Last week, the Giants were able to beat the Redskins by recognizing the coverage. Eli Manning knew he could hit Victor Cruz over the top because Washington, at the end of the game, was running the same schemes it had shown in the two-minute drill at the end of the first half. But even that was cutting-edge defense compared to the Panthers' yesterday, which resembled nothing so much as that Far Side cartoon of the kid pushing on the door labeled "pull."
The Bears started at their own 22 with 2:27 remaining, only needing a field goal. After a dump pass to Matt Forte, here's how their drive went: Slant to Brandon Marshall. Slant to Earl Bennett. Slant to Brandon Marshall. Incompletion. Slant to Brandon Marshall. Slant to Brandon Marshall. Forte run. Field goal, game.
Lots of people noticed the lack of variety. Jay Cutler, for one:
"They were playing one coverage, and we just kept hitting them and hitting them and hitting them," Cutler said. "That's pretty much it."
Perhaps more mutinously, a pair of Panthers commented on the unimaginative and ineffective defense, all but throwing defensive coordinator Sean McDermott (and defensive-minded head coach Ron Rivera) under the bus:
"They did the same play at the end, I think four or five times in a row and they got the win," [cornerback Captain] Munnerlyn said. "I just play the defense they call but you gotta switch it up. I felt like Jay Cutler, he knew what we were in. So he knew the weakness of the defense and they attacked it."

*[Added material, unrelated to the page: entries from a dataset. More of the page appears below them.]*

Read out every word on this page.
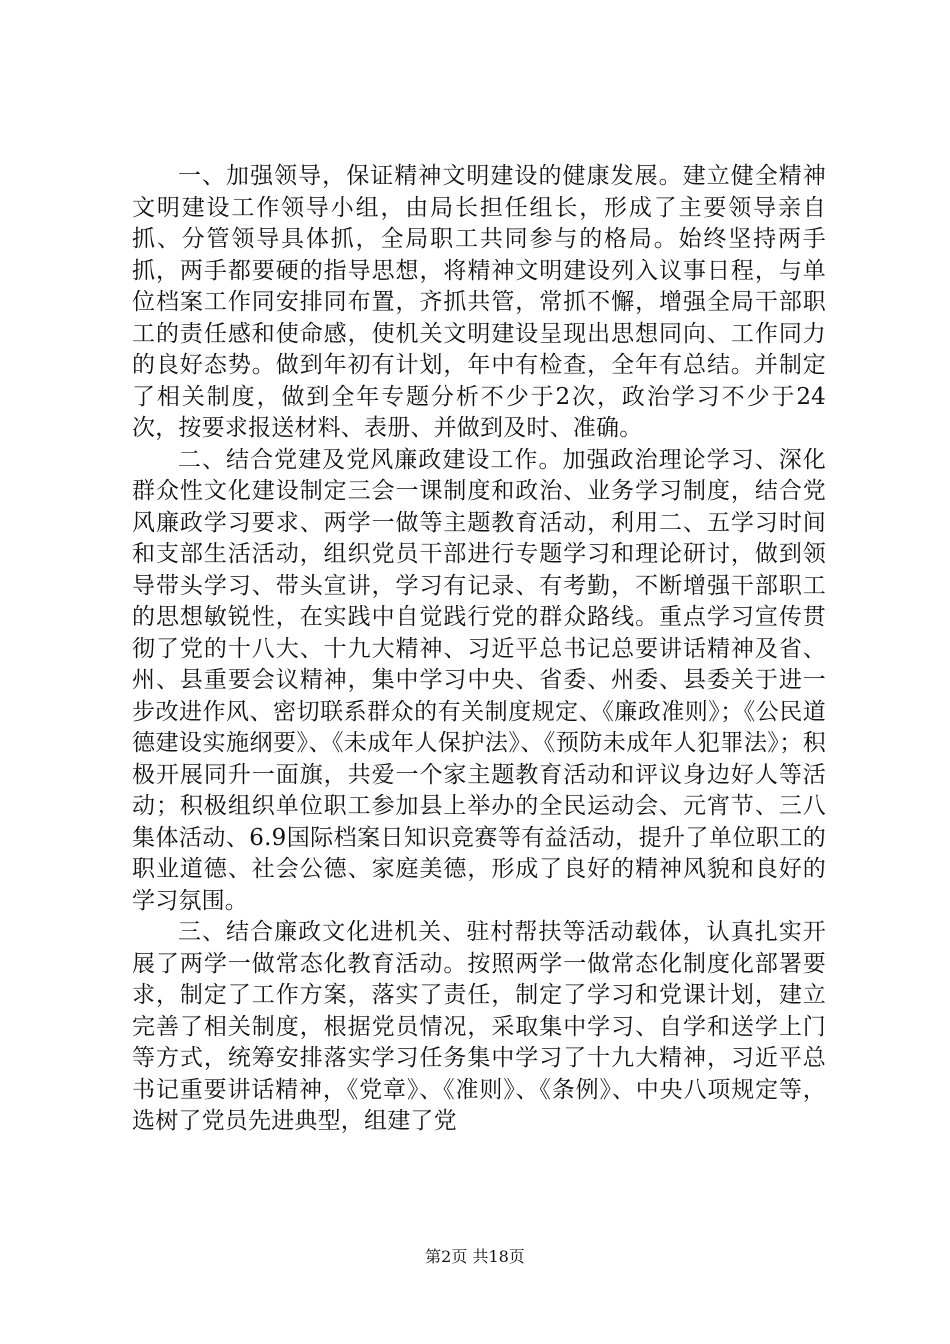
一、加强领导，保证精神文明建设的健康发展。建立健全精神文明建设工作领导小组，由局长担任组长，形成了主要领导亲自抓、分管领导具体抓，全局职工共同参与的格局。始终坚持两手抓，两手都要硬的指导思想，将精神文明建设列入议事日程，与单位档案工作同安排同布置，齐抓共管，常抓不懈，增强全局干部职工的责任感和使命感，使机关文明建设呈现出思想同向、工作同力的良好态势。做到年初有计划，年中有检查，全年有总结。并制定了相关制度，做到全年专题分析不少于2次，政治学习不少于24次，按要求报送材料、表册、并做到及时、准确。

二、结合党建及党风廉政建设工作。加强政治理论学习、深化群众性文化建设制定三会一课制度和政治、业务学习制度，结合党风廉政学习要求、两学一做等主题教育活动，利用二、五学习时间和支部生活活动，组织党员干部进行专题学习和理论研讨，做到领导带头学习、带头宣讲，学习有记录、有考勤，不断增强干部职工的思想敏锐性，在实践中自觉践行党的群众路线。重点学习宣传贯彻了党的十八大、十九大精神、习近平总书记总要讲话精神及省、州、县重要会议精神，集中学习中央、省委、州委、县委关于进一步改进作风、密切联系群众的有关制度规定、《廉政准则》；《公民道德建设实施纲要》、《未成年人保护法》、《预防未成年人犯罪法》；积极开展同升一面旗，共爱一个家主题教育活动和评议身边好人等活动；积极组织单位职工参加县上举办的全民运动会、元宵节、三八集体活动、6.9国际档案日知识竞赛等有益活动，提升了单位职工的职业道德、社会公德、家庭美德，形成了良好的精神风貌和良好的学习氛围。

三、结合廉政文化进机关、驻村帮扶等活动载体，认真扎实开展了两学一做常态化教育活动。按照两学一做常态化制度化部署要求，制定了工作方案，落实了责任，制定了学习和党课计划，建立完善了相关制度，根据党员情况，采取集中学习、自学和送学上门等方式，统筹安排落实学习任务集中学习了十九大精神，习近平总书记重要讲话精神，《党章》、《准则》、《条例》、中央八项规定等，选树了党员先进典型，组建了党

第2页 共18页
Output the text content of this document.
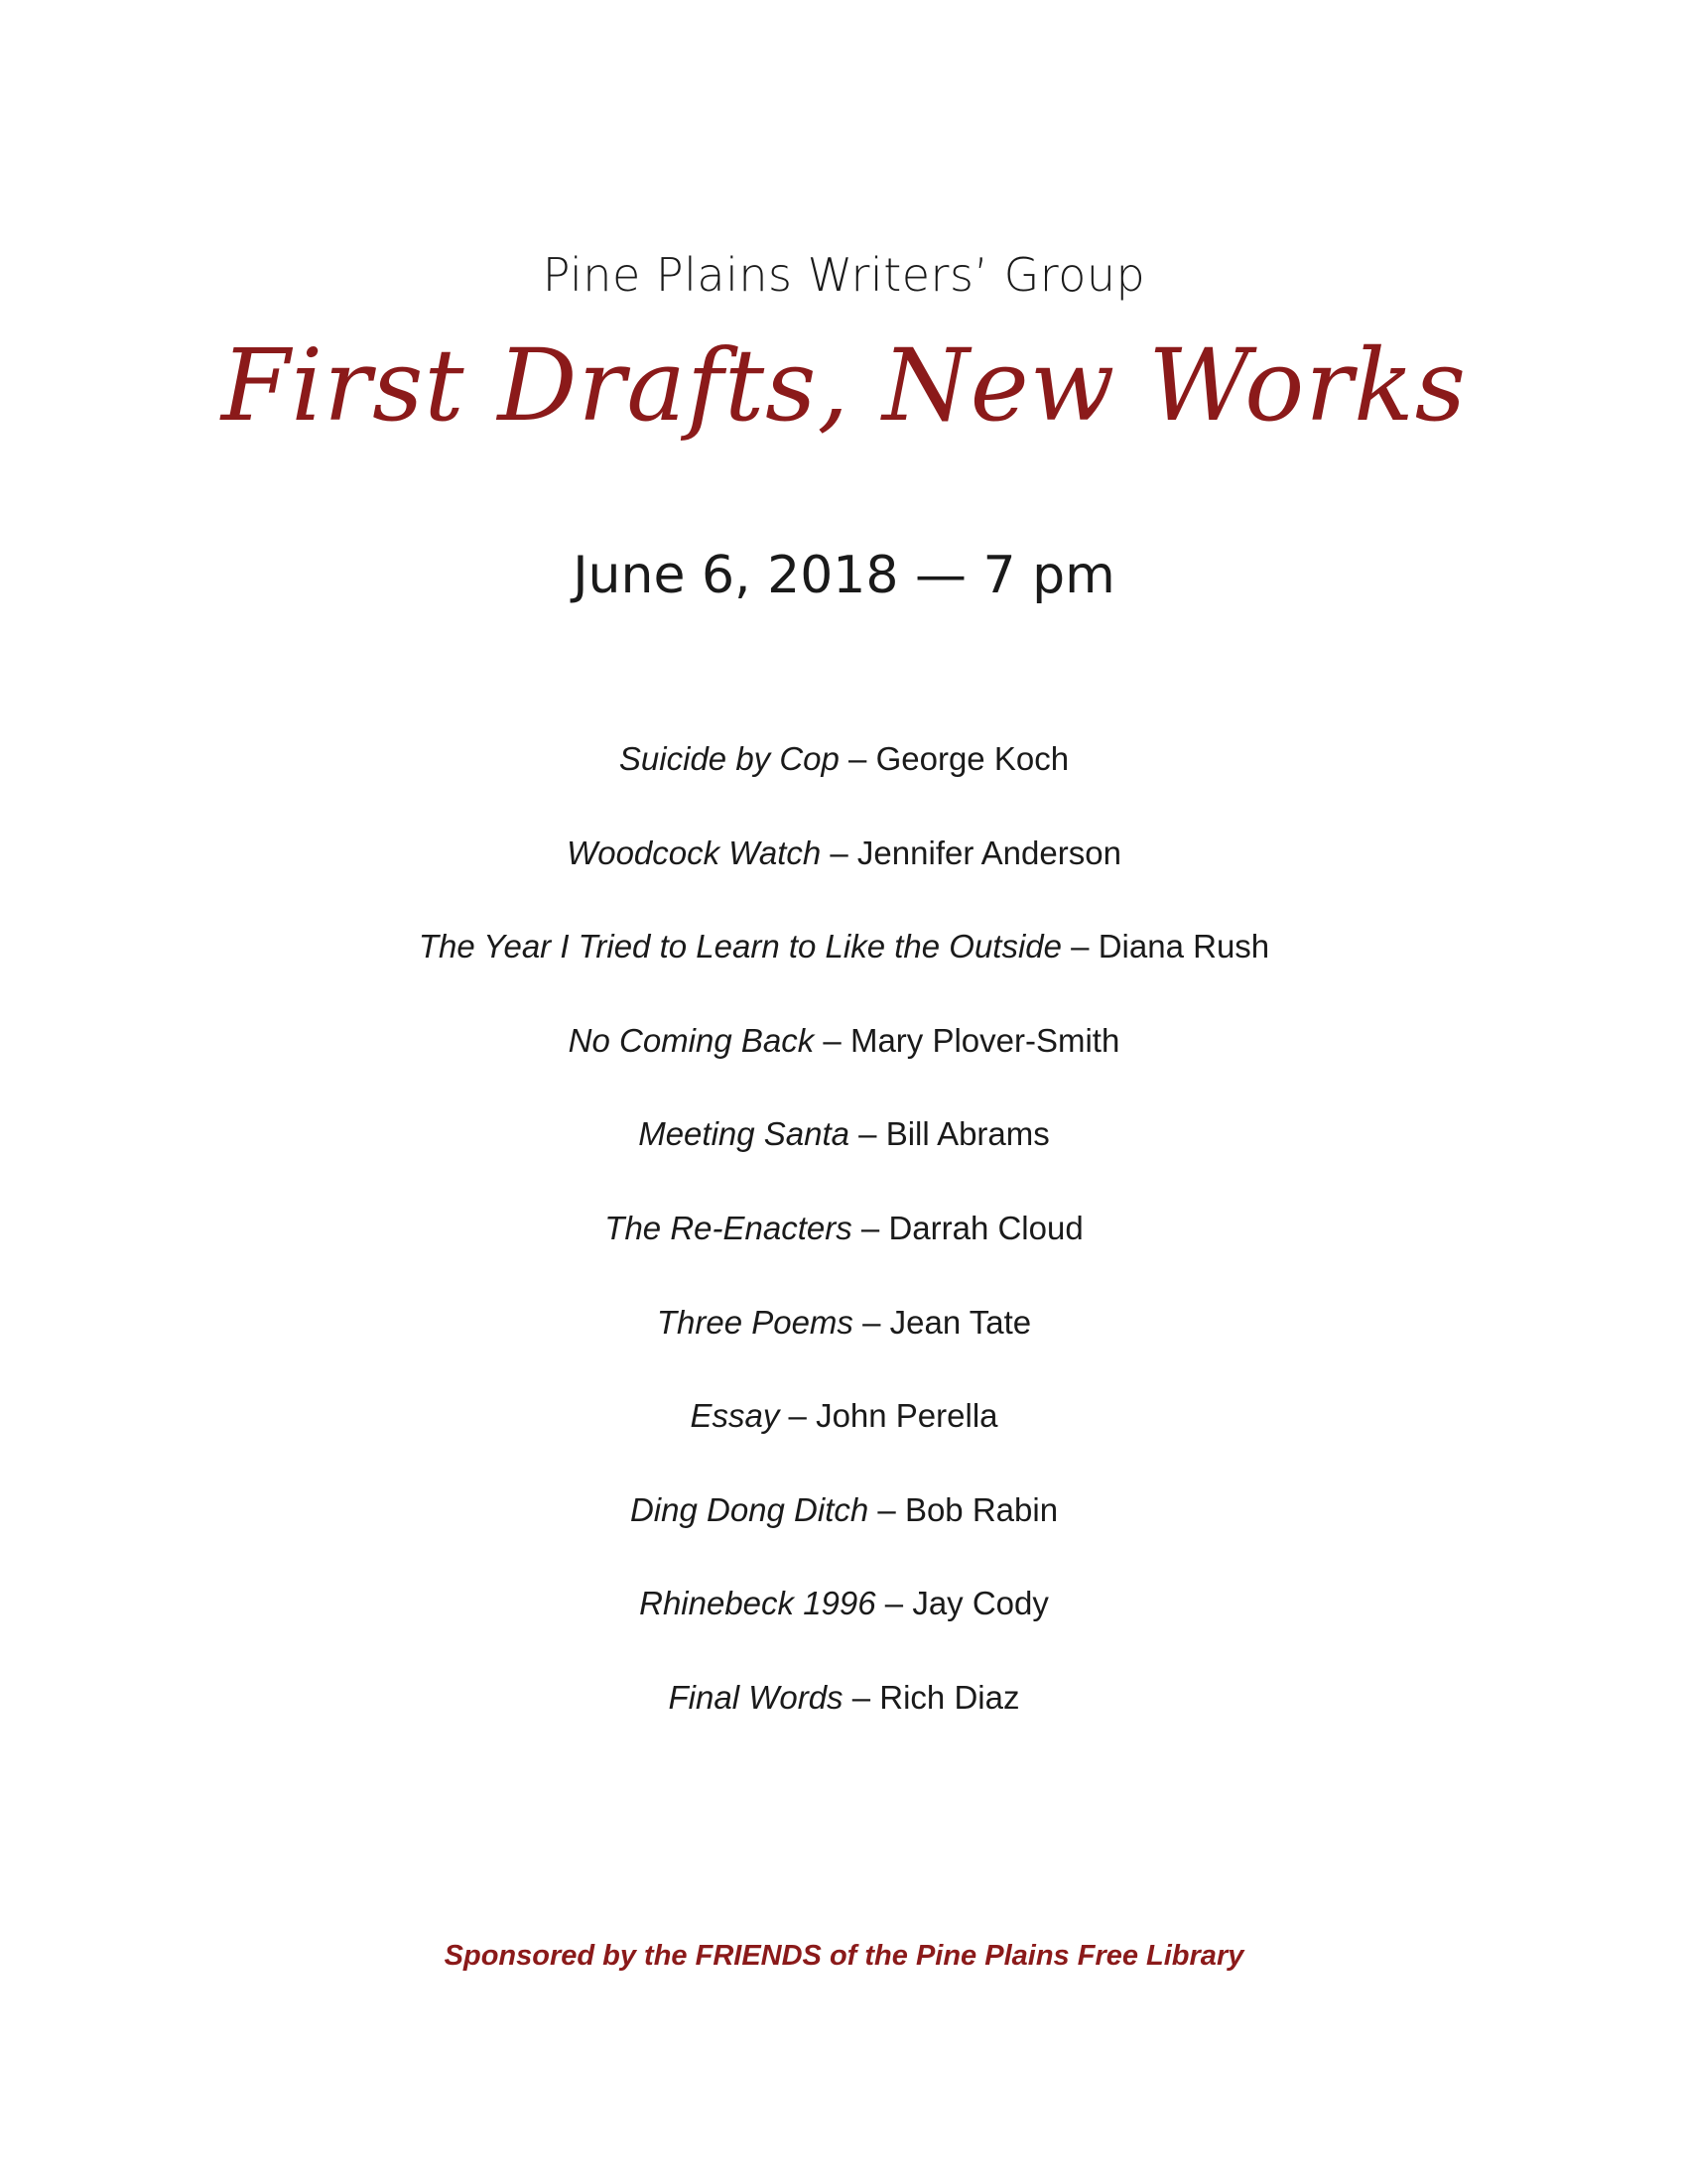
Pine Plains Writers’ Group
First Drafts, New Works
June 6, 2018 — 7 pm
Suicide by Cop – George Koch
Woodcock Watch – Jennifer Anderson
The Year I Tried to Learn to Like the Outside – Diana Rush
No Coming Back – Mary Plover-Smith
Meeting Santa – Bill Abrams
The Re-Enacters – Darrah Cloud
Three Poems – Jean Tate
Essay – John Perella
Ding Dong Ditch – Bob Rabin
Rhinebeck 1996 – Jay Cody
Final Words – Rich Diaz
Sponsored by the FRIENDS of the Pine Plains Free Library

"They threw the same pass play all the way down the field," said strong safety Charles Godfrey, who was on the backside on the throws to Marshall. "It wasn't nothing they were doing. It was what we were in, the coverage we were in. That was a great play for that coverage. And they just ran that play all the way down the field. The coverage we were in, we stayed in that coverage. That's what happened."
The prevent defense was clearly designed by a fool or a madman or a double agent. I don't believe it has ever worked with more than 30 seconds on the clock. The Panthers had forced three turnovers and four punts on the afternoon, so the ultra-recent history suggested they had a decent chance of stopping the Bears drive with their normal schemes. Instead they were content to play soft, on top, and give Chicago all the 10-yard passes they could fit into 2:27. This was more than enough for Robbie Gould's comfort.
Ron Rivera's explanation—"If you jump (the route) and they double-move you, now all of a sudden it's a touchdown or the ball is in field goal range"—rings hollow, the words of a coach content to lose as long as it's not in spectacular, embarrassing fashion. With his own players noting it was the play-calling and not the execution that cost Carolina the game, I'd say Rivera failed.